Casting Light on 'Angel'
What to Know
Angel derives from the Greek angelos, a translation of a Hebrew word meaning "messenger." Angels are considered the lowest of the nine orders in Christian celestial hierarchy and also appear in Islamic and Judaic tradition.
Noah Webster in his 1828 An American Dictionary of the English Language defined angel, firstly, as "a messenger," and then followed with senses conveying "a spirit" (good or bad) and a person "who is an embassador of God" or "whom God employs to execute his judgments." He wasn't wrong in beginning with the "messenger" sense since angel comes from Greek angelos, a translation of a Hebrew word meaning "messenger," and was used secularly and spiritually in that sense since its manifestation in Old English and onward.
"Enlightened" stars co-creator Lauren Dern as Amy Jellicoe, who learned how to meditate in rehab, but after returning to her life, has trouble keeping her equilibrium. In season two, in her attempt to become an angel of change and make her mark on the world, she tries to take down the corporation where she works.
— David Bianculli, NPR, 9 Aug 2013
The dual uses of the word were not overlooked by poets either: the English dramatist Ben Jonson, for example, spoke of the nightingale as being "the dear good angel of the Spring."
Although spiritual beings superior to humans in power and intelligence, angels, being mere messengers, are ranked lowest in the traditional Christian celestial hierarchy, which has nine orders: from lowest to highest, angels, archangels, principalities, powers, virtues, dominions, thrones, cherubim, and seraphim. New York Times writer Joe Sharkey creatively alludes to the hierarchy in writing about the order of boarding an airplane in a November 2011 article:
Boarding with a coach ticket, bereft of status, is an exercise in knowing one's humble place these days. You wait there, listening to the gate agent summoning the ranks into formation, starting with first class, working through the elite-status levels, then to the travelers holding various airline-branded credit cards. Medieval theologians who devised the ranks of heavenly hosts in the Celestial Hierarchy—seraphim and cherubim first, common angels last—used a simpler formula.

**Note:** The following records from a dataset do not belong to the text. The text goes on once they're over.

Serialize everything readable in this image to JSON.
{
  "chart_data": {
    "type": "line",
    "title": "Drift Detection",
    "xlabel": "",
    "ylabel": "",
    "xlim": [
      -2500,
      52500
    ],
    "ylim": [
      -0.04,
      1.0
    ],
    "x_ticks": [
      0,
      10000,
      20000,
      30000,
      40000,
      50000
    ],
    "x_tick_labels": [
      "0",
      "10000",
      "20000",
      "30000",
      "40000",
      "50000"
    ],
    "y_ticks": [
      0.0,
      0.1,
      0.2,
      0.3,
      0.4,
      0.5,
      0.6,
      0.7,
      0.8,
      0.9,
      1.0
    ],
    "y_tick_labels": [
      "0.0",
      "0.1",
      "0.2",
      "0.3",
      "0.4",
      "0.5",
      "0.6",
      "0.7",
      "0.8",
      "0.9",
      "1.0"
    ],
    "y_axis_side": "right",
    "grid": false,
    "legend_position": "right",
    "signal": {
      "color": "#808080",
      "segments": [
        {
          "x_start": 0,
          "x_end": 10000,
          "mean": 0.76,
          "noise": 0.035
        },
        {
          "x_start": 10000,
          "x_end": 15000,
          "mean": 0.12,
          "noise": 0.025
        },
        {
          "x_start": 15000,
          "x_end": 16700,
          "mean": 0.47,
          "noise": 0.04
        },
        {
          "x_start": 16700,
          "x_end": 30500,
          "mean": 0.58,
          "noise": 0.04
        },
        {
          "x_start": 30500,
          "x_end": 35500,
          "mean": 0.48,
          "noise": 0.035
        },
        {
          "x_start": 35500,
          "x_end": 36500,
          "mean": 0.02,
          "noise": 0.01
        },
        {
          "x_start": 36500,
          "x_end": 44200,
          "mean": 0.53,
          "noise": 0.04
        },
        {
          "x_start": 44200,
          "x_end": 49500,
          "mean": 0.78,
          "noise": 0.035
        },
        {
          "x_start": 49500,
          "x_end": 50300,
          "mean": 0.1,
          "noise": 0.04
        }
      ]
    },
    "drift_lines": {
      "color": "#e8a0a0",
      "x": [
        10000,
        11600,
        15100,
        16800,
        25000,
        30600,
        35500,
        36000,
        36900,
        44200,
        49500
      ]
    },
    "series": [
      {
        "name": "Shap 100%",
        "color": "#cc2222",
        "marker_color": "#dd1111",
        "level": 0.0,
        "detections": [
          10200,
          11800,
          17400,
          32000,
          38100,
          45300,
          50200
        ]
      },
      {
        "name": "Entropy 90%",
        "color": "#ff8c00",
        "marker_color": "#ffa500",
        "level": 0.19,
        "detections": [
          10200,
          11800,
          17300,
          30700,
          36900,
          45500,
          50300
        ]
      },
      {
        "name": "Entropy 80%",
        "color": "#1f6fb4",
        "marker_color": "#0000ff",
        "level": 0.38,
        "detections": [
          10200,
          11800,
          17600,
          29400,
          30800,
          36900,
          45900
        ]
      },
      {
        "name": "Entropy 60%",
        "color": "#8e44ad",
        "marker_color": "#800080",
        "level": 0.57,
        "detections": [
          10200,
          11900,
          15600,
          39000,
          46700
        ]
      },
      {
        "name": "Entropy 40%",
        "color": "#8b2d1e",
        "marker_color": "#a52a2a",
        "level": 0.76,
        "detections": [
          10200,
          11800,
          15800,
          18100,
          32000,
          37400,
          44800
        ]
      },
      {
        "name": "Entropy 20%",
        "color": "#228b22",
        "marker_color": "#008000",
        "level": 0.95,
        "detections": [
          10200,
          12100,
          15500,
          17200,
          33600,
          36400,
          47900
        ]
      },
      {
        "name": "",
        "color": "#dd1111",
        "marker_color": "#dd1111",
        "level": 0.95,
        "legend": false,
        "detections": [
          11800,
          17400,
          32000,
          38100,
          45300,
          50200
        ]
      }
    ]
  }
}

Angels, archangels, cherubim, and seraphim go back to Judaic tradition. The cherubim and seraphim are mentioned in the Old Testament as being the guardians of the throne of God. In later Judaism, seven archangels are held to lead the countless other hosts of heaven. The archangels are Uriel, Sariel, Remiel or Jeremiel, Raguel, Michael, Gabriel, and Raphael. The latter three are well-known in Roman Catholic and Eastern Orthodox devotion. The five other angelic orders that make up the traditional celestial hierarchy were added in early Christianity.
A hierarchy of angels also developed in Islam. In addition to four archangels (of which Gabriel, or Jibril, and Michael, or Mikal, are two) and cherubim, the Islamic tradition includes in its hierarchy the four throne bearers of Allah and various lesser angels.
Although low in the hierarchy, angels are believed to be the intermediaries between the divine and human realms—not an easy task—and, in some cases, they are assigned as guardians of humans by the Almighty.
Use of the term angel designating a person who is felt to resemble the divine creature (as in innocence or beauty) dates to the 15th century, but it was used in metaphorical phrases prior to that. It was in the late 19th century that angel began being applied to people who provide financial backing to new businesses or enterprises, used specifically in the appellations "business angel" and "angel investor."
Two years ago, one of the book's authors was involved with an Internet start-up that (through a lucky turn of events) received an initial $100,000 investment from the father of one of the firm's lawyers—a business angel living temporarily in the Far East. ... Since that investment, another business angel has invested $300,000, and the firm is now in the process of raising at least $5 million in venture capital.
— Mark Van Osnabrugge and Robert J. Robinson, Angel Investing, 2000
If you find this kind of angel, we suggest you hold onto them.